You might wonder how traditional ecommerce platforms like Adobe Commerce (Magento) and Shopify are positioned in the composable commerce field.
In general, both of these have been built on the monolithic approach and, for the most part, serve their purpose well. However, as the industry is moving towards composable, the traditional platforms are also beginning to restructure their architecture. Both Shopify and Adobe Commerce have, for example, been offering headless possibilities for some time.
To take things in a more composable direction, Adobe has already provided live search and product recommendations as SaaS services and has recently added a catalogue service to the list. According to Adobe, this approach provides significant performance improvements. We suspect that there will be more services like this coming up in the future, perhaps gradually replacing its monolithic core.
Shopify has recently launched its Commerce Components approach to promote composability. As it’s fresh from the oven, it remains to be seen how scaleable and decoupled their new take on the architecture is.
In general, we believe that there is no one-size-fits-all solution, and there are many paths towards composable architecture. Traditional solutions, as well as more modern ones, can also be used together with select third-party solutions for the most crucial areas of your digital commerce.
Most often, going composable using traditional ecommerce suites means that the platform itself is kept as close to vanilla as possible. This makes it easier to maintain and update. Combining the vanilla commerce engine with best-of-breed third-party or tailor-made solutions can offer you the benefits you’re looking for.
Digital experience composition tools
Taking a fully composable approach places a lot of requirements on architecture and its governance. With multiple different services, integrations and a lot of data, it’s crucial to consider data governance, GDPR, security and license cost management -while simultaneously avoiding breaks and spaghetti architecture.

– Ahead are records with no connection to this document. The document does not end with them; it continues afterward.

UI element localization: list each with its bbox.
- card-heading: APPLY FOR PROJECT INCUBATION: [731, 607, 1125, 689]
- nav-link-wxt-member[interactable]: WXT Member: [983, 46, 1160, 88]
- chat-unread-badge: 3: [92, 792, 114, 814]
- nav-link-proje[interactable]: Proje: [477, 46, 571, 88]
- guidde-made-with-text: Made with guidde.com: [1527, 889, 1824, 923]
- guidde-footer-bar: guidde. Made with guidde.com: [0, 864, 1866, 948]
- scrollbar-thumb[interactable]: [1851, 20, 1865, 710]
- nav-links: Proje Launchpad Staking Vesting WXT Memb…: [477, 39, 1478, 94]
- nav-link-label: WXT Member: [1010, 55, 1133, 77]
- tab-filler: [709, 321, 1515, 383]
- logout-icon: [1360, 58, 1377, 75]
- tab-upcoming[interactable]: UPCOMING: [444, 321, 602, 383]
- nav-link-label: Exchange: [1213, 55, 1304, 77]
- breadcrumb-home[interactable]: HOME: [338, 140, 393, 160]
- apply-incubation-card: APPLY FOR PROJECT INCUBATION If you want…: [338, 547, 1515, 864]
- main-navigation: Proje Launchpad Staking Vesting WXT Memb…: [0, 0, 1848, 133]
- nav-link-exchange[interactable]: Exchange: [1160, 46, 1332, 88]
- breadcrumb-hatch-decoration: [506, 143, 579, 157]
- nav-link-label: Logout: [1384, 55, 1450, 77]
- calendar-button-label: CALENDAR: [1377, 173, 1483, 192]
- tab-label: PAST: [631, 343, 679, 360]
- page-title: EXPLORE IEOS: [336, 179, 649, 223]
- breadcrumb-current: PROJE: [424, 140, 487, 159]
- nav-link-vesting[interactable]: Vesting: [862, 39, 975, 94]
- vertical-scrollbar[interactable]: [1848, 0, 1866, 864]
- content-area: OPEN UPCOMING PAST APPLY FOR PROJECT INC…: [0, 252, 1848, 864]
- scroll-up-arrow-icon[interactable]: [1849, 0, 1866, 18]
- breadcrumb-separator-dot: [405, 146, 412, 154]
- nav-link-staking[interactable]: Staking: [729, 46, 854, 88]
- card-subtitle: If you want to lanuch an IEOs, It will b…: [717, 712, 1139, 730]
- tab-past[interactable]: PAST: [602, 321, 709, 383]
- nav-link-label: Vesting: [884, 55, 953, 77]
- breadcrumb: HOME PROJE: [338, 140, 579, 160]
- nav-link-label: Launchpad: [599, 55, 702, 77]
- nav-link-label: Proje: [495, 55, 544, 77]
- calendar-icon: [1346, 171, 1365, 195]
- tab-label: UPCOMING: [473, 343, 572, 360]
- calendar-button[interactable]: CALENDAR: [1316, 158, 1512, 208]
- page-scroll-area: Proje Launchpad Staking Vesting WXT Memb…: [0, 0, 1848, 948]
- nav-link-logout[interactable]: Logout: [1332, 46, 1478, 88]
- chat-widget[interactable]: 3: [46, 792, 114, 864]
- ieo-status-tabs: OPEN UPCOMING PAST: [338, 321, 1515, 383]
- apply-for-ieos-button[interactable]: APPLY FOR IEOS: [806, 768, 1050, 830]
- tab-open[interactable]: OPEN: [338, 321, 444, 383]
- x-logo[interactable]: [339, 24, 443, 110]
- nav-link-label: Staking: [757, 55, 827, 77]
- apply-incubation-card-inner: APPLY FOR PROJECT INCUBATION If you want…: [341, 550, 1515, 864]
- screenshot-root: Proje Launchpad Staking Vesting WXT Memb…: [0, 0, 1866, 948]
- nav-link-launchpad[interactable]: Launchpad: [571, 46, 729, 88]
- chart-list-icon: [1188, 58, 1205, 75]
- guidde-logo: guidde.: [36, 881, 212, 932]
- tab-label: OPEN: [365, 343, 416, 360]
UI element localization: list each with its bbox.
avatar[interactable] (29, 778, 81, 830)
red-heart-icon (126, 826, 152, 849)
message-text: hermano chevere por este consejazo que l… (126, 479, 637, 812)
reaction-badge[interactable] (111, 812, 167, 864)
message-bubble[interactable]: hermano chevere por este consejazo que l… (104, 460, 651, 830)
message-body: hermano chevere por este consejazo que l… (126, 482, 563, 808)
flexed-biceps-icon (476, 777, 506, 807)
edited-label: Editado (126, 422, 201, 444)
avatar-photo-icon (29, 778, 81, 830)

To help manage all this, Digital Experience Composition (DXC) tools can act as a wrapper or a puzzle frame for all composable components. Tools such as Uniform, or MACH Composer have pre-built integrations to different kinds of SaaS services to speed up getting started.
Focus on your vision, not the tool
As we always say, there is no one-size-fits-all solution for commerce architecture. Each solution mentioned has its unique advantages, but as the field is rapidly developing, the solutions change, and new ones emerge quite quickly. Finding or building the right set of solutions for your company always begins with understanding your data structures, key processes and use cases, as well as your vision for the future. It’s our privilege at Columbia Road to support you in reaching your business objectives at all stages of the journey.